| Summary | National Percentile | Rank vs Metro |
|---|---|---|
| Housing | 86th | Best |
| Demographics | 53rd | Fair |
| Amenities | 69th | Best |
Multifamily Valuation
| Property Details | |
|---|---|
| Address | 9331 Musselman Dr, Atascadero, CA, 93422, US |
| Region / Metro | Atascadero |
| Year of Construction | 1989 |
| Units | 36 |
| Transaction Date | 2009-06-01 |
| Transaction Price | $3,150,000 |
| Buyer | --- |
| Seller | Prentiss Michael E and Andrea M |
9331 Musselman Dr Atascadero Multifamily Opportunity
Neighborhood fundamentals point to durable renter demand and high occupancy, according to WDSuite’s CRE market data, with metrics measured for the surrounding neighborhood rather than the property. Investors may find stable performance supported by a high-cost ownership market and a deep renter base.
Located in Atascadero within the San Luis Obispo–Paso Robles metro, the surrounding neighborhood rates in the top quartile among 81 metro neighborhoods for overall performance (A rating). Neighborhood occupancy is strong and ranks 10th of 81, placing it in the top quartile locally, which supports expectations for leasing stability at nearby assets; this refers to neighborhood occupancy, not the subject property.
Daily-life amenities are a relative strength: restaurants, groceries, and cafes rank competitively (each near the top of the metro distribution), translating to convenient access that can aid resident retention. Park access is limited relative to peers (lowest rank in the metro), which may modestly temper lifestyle appeal for some tenant segments, but proximity to shops, pharmacies, and services helps offset that for many renters.
Renter-occupied housing accounts for a comparatively high share of neighborhood units (top-tier renter concentration in the metro), indicating a deep tenant base for multifamily. Median contract rents in the neighborhood sit in a higher national percentile, while the rent-to-income ratio trends near manageable territory for many households; for investors, this suggests the need for thoughtful lease management to balance pricing power with retention. Neighborhood home values are elevated versus national norms, a high-cost ownership context that tends to reinforce reliance on multifamily housing and support occupancy.
Within a 3-mile radius, demographic trends show modest population growth over the past five years alongside an increase in households and families, expanding the potential renter pool. Projections indicate further household growth and smaller average household sizes, which typically supports demand for professionally managed apartments and sustained occupancy at comparable assets.
The property’s 1989 vintage is older than the neighborhood’s average construction year, signaling potential value-add and capital planning opportunities to modernize interiors and building systems for competitive positioning against newer stock.

Safety indicators in the neighborhood are mixed relative to the metro and national landscape. Compared with the 81 neighborhoods in the San Luis Obispo–Paso Robles metro, the area sits near the middle of the pack on overall crime. Nationally, it trends around the mid-percentiles, suggesting conditions broadly comparable to many U.S. neighborhoods.
Recent directionality is constructive: both violent and property offense rates have moved lower year over year, according to WDSuite’s data. Investors should continue to monitor trends and management practices, but current signals point to incremental improvement rather than deterioration.
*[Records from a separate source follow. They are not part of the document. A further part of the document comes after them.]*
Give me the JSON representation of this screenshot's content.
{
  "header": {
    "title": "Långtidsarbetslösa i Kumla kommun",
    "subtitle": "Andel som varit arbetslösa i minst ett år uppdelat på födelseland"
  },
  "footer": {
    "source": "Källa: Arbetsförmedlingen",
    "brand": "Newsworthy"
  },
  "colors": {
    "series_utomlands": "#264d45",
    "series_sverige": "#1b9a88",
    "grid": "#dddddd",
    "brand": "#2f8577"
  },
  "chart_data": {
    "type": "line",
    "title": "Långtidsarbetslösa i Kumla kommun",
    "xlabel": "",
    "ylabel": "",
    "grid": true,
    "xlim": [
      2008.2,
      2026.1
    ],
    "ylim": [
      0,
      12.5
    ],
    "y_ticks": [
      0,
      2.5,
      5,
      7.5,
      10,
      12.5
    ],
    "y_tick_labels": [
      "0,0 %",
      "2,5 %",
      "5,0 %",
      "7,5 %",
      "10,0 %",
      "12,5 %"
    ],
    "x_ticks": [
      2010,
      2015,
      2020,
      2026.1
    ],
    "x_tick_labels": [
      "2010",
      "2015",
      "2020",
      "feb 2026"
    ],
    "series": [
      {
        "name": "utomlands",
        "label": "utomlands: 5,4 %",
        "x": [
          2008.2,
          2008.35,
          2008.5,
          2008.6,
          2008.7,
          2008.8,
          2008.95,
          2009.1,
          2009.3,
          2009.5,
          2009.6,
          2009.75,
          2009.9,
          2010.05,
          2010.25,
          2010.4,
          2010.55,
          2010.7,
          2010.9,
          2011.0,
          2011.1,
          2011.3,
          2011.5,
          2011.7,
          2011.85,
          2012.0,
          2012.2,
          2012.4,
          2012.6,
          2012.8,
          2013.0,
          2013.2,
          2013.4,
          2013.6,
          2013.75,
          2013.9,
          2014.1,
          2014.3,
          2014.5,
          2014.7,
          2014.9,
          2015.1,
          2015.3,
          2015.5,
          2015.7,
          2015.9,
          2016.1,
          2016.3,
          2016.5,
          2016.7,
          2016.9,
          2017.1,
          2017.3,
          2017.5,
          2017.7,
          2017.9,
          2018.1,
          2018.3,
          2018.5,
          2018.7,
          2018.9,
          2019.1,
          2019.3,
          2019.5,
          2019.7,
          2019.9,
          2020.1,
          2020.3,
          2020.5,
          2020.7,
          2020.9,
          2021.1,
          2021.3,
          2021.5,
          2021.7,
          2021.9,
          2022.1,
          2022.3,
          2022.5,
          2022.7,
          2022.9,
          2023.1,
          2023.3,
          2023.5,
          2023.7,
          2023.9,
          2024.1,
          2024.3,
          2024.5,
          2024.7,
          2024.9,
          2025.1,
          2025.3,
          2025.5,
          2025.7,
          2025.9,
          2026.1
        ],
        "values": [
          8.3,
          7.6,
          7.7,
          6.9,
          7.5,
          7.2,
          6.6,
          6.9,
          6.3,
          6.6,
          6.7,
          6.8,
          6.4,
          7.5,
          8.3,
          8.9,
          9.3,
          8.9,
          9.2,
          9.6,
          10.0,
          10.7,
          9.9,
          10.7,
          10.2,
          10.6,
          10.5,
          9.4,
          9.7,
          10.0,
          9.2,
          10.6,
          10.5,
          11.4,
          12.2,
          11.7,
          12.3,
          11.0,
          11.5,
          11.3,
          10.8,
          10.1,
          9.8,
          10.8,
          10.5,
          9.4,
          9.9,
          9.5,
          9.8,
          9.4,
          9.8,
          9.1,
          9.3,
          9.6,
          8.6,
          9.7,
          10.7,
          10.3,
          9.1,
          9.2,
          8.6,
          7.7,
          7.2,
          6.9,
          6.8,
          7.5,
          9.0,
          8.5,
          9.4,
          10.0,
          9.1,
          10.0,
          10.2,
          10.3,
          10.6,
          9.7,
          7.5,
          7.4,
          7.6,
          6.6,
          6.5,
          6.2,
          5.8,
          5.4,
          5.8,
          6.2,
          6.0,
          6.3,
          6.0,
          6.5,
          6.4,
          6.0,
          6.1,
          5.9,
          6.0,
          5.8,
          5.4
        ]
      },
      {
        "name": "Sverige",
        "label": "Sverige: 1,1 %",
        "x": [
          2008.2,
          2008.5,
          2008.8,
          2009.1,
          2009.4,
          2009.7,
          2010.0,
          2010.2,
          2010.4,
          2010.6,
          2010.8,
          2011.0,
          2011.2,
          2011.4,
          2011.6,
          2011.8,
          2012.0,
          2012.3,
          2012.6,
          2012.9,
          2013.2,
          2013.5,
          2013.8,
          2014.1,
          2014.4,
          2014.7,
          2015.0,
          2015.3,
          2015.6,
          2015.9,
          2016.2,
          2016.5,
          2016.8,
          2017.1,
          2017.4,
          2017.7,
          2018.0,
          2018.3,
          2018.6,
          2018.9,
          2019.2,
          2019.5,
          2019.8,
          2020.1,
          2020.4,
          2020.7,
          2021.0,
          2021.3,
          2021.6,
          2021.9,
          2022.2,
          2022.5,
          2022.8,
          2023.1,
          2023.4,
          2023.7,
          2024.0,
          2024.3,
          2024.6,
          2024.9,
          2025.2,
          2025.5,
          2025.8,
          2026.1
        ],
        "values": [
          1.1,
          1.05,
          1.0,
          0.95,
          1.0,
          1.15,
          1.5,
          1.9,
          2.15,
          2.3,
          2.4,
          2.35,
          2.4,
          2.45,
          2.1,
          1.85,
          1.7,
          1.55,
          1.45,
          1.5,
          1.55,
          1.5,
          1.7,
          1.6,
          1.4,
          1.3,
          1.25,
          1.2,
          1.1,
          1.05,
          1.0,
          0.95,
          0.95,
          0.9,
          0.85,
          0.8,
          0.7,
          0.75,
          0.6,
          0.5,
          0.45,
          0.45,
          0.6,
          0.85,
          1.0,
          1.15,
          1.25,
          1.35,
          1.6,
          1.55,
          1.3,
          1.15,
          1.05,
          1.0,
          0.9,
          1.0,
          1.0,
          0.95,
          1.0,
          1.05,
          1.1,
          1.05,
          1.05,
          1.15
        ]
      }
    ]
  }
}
This 36-unit asset offers exposure to a neighborhood with top-quartile occupancy among 81 metro neighborhoods and a renter base that is comparatively deep for the market. Elevated local home values support a sustained reliance on rentals, while nearby amenities strengthen day-to-day livability and resident retention. According to CRE market data from WDSuite, neighborhood rents benchmark high nationally, underscoring pricing power potential, though thoughtful renewals and concessions strategy may be warranted to manage affordability pressure.
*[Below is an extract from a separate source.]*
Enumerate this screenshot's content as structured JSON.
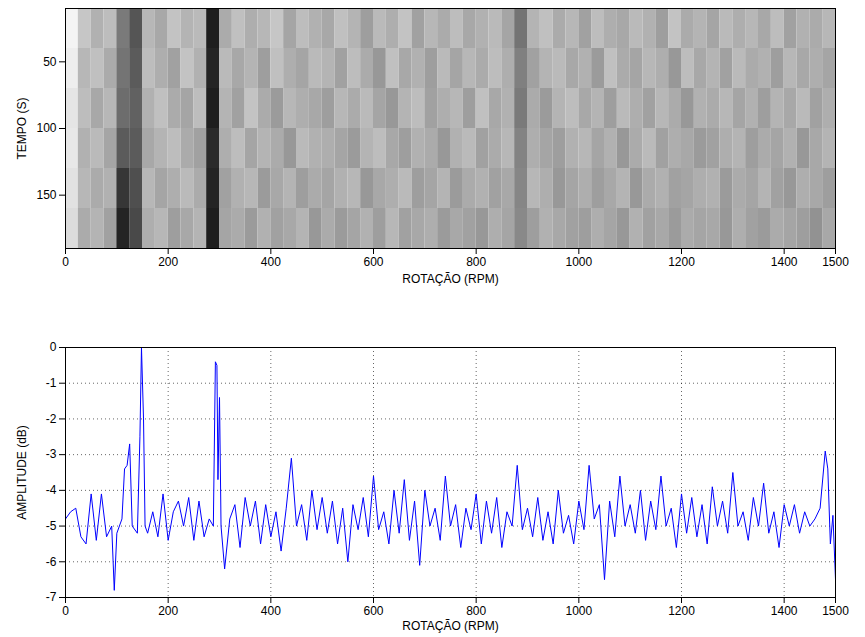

The 1989 vintage presents value-add and capital planning angles to close the gap versus newer inventory, which can enhance competitiveness and drive NOI. Within a 3-mile radius, steady population and household gains, alongside forecasts for additional household growth and smaller household sizes, point to a growing renter pool that can support occupancy stability over the long term.
- Top-quartile neighborhood occupancy among 81 metro areas supports leasing stability (neighborhood-level metric).
- Elevated home values reinforce rental demand and tenant reliance on multifamily housing.
- 1989 vintage offers value-add potential through modernization and system upgrades.
- 3-mile demographics show household growth and a larger renter pool supporting occupancy.
- Risks: higher rent benchmarks require careful lease management; limited park access and lower school ratings may narrow appeal for certain households.